I invite you to share five favorite Holy Week things, five things that are truly worshipful for you. It may be that it's the way they are done in your congregation (or were done in a previous one). It may be your personal preparation for certain services or observances.

Breathe. Be still. Look to the week ahead, and Holy Weeks past, and imagine the worship.

Bonus: a piece of music that "is" Holy Week for you.

1. This year, I will be gluing and grouting pieces of broken pottery into
a cross. On the first Sunday in Lent, each parishioner choose a pottery
shard and used it as a prayer piece during Lent, focusing on where the
they were broken, their lives fragmented, where are their rough edges,
what needs smoothing out, etc. They are to return them this weekend.
So, it is a process of transformation - of all that is broken and
fragmented within us that is transformed by Christ's death and
resurrection. Hoping it will turn well. The mosaic cross will be
displayed on Easter.

2. I will be washing rocks for Easter. Everyone will get a stone symbolizing
the stones in their life that Easter rolls away. So, that too, will be
holy task for me this holy week.

3. Maundy Thursday worship and communion with the stripping of the altar
prepares me for the bleakness and grief of Good Friday.

4. Silence. I am especially tuned into silence on Good Friday and Holy
Saturday. They are quiet days for me as I reflect on the events of both
days and live into the void and unsettledness of Holy Saturday.

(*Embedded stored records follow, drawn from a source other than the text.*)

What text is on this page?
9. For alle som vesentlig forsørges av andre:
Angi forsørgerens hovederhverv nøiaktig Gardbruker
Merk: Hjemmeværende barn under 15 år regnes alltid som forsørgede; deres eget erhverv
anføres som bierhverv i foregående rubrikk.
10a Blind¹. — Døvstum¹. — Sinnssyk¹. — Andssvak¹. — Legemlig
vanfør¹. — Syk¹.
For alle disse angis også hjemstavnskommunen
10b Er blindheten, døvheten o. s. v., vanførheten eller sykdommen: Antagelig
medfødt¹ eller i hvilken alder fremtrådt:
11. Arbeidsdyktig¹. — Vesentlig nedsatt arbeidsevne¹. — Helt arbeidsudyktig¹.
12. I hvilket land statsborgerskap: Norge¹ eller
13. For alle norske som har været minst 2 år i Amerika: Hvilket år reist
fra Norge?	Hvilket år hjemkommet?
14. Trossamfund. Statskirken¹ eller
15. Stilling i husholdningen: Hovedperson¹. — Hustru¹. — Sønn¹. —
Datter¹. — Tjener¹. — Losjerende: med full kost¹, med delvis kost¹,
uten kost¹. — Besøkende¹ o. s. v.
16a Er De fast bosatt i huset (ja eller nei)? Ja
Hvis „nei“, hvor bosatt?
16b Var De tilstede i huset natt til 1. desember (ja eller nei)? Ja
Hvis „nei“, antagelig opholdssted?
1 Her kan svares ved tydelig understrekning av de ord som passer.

5. Baking bread. I bake a traditional Swiss bread for Easter on Holy
Saturday. The dough is punched and beaten (like our Lord was) and
then rests under a warm damp towel in some darkness. After time, it
rises to double its size when I braid it, brush it with egg yolk, let
it rest in coolness and then bake into a beautiful and delicious
bread. So the dough transforms itself into something new and beautiful
and has given of itself for our life. It is holy and quiet act and has
been a tradition in my family for my whole life. It is only in recent
years, that I have reflected on the theological aspect of baking this
braided bread.

BONUS: The hymn - "Ah, Holy Jesus" - is the one that humbles me and touches
me each year during Holy Week.


Mary Beth said...

I love that about the stones.

Great play!!

Robin said...

I LOVE the idea of the mosaic cross!

river song said...

oh, wow, your answers and practices all are so beautiful and meaningful--thanks!

Purple said...

What a great idea with the pottery. I am tucking that into my Lenten file. As well as the bread idea.

Blessings on your Holy Week.

Faith Hope Cherrytea said...

really intrigued with your bread ~ breaking bread has always been so symbolic. now add the baking of it and new reflections as you've expressed is a wonderful lifelong tradition you're passing on... TY!

St. Inuksuk said...

If you do the mosaic cross, make sure you have enough left-over pieces as some folks forget to bring their piece back. I went to a local potter and was able to get pottery that didn't turn out or test glaze pieces and broke them myself.
I always have to add extra pieces and name for the nursing home and home bound folks.
I've been fortunate to have someone in the congregation who could make the wood cross routed out in the middles leaving no more than 1/4 inch rim all around so that the pottery pieces can be laid in.
It is a healing and meaningful visual piece for Easter.